Monday, April 15, 2013

STAND UP ~







Jonathan Winters

( 1925 ~ 2013 )






It was never called "bonding" but in the late 1950s through the 60s I used to watch television comedians with my father and that's how we bonded — not throwing a baseball or football or basketball since he didn't play — but with the comedians, and he taught me how to play drums, via Gene Krupa, which was okay since I was playing on my father's large and dull tuned kit with its huge base drum and tom-tom without a bottom skin, more like a kettle. That's how those old guys lived. It was white and loud and yet sincere. The greatest tv show for comedians we watched may have been "The Steve Allen Show." I was too young to know I was watching Jack Kerouac one night, but I was watching Jack Kerouac one night, reading aloud, Steve Allen on piano. It all looked too cool for words. Louis Nye, Don Knotts, Lenny Bruce, probably Jonathan Winters came on the show.

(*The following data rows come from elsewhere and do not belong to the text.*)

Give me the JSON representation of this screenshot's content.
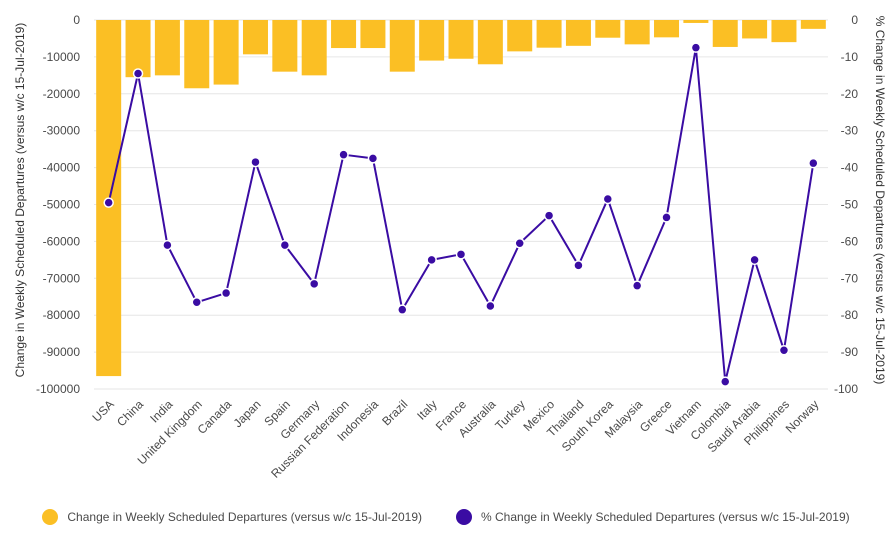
{
  "chart_data": {
    "type": "bar",
    "categories": [
      "USA",
      "China",
      "India",
      "United Kingdom",
      "Canada",
      "Japan",
      "Spain",
      "Germany",
      "Russian Federation",
      "Indonesia",
      "Brazil",
      "Italy",
      "France",
      "Australia",
      "Turkey",
      "Mexico",
      "Thailand",
      "South Korea",
      "Malaysia",
      "Greece",
      "Vietnam",
      "Colombia",
      "Saudi Arabia",
      "Philippines",
      "Norway"
    ],
    "series": [
      {
        "name": "Change in Weekly Scheduled Departures (versus w/c 15-Jul-2019)",
        "type": "bar",
        "axis": "left",
        "color": "#FBBF24",
        "values": [
          -96500,
          -15500,
          -15000,
          -18500,
          -17500,
          -9300,
          -14000,
          -15000,
          -7600,
          -7600,
          -14000,
          -11000,
          -10500,
          -12000,
          -8500,
          -7500,
          -7000,
          -4800,
          -6600,
          -4700,
          -800,
          -7300,
          -5000,
          -6000,
          -2400
        ]
      },
      {
        "name": "% Change in Weekly Scheduled Departures (versus w/c 15-Jul-2019)",
        "type": "line",
        "axis": "right",
        "color": "#3A0CA3",
        "values": [
          -49.5,
          -14.5,
          -61,
          -76.5,
          -74,
          -38.5,
          -61,
          -71.5,
          -36.5,
          -37.5,
          -78.5,
          -65,
          -63.5,
          -77.5,
          -60.5,
          -53,
          -66.5,
          -48.5,
          -72,
          -53.5,
          -7.5,
          -98,
          -65,
          -89.5,
          -38.8
        ]
      }
    ],
    "y_left": {
      "label": "Change in Weekly Scheduled Departures (versus w/c 15-Jul-2019)",
      "lim": [
        -100000,
        0
      ],
      "ticks": [
        0,
        -10000,
        -20000,
        -30000,
        -40000,
        -50000,
        -60000,
        -70000,
        -80000,
        -90000,
        -100000
      ]
    },
    "y_right": {
      "label": "% Change in Weekly Scheduled Departures (versus w/c 15-Jul-2019)",
      "lim": [
        -100,
        0
      ],
      "ticks": [
        0,
        -10,
        -20,
        -30,
        -40,
        -50,
        -60,
        -70,
        -80,
        -90,
        -100
      ]
    },
    "grid": true,
    "legend_position": "bottom"
  }
}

Winters was square-shaped, clean cut, reminded me of our grade school janitor until he opened his mouth and used his eyes. There would never be another comedian like him. So many of the best ones came from the American midwest. Like almost everything great from America, Jonathan Winters didn't quite fit in — he was in films but he couldn't swing with it, or on a television series. He just had to appear and have someone interact with him, and then the genius showed, like Groucho, like Buster Keaton, the two other geniuses of that ilk. I'd go on to teach my son how to play drums. . .who became the best player in the family tree.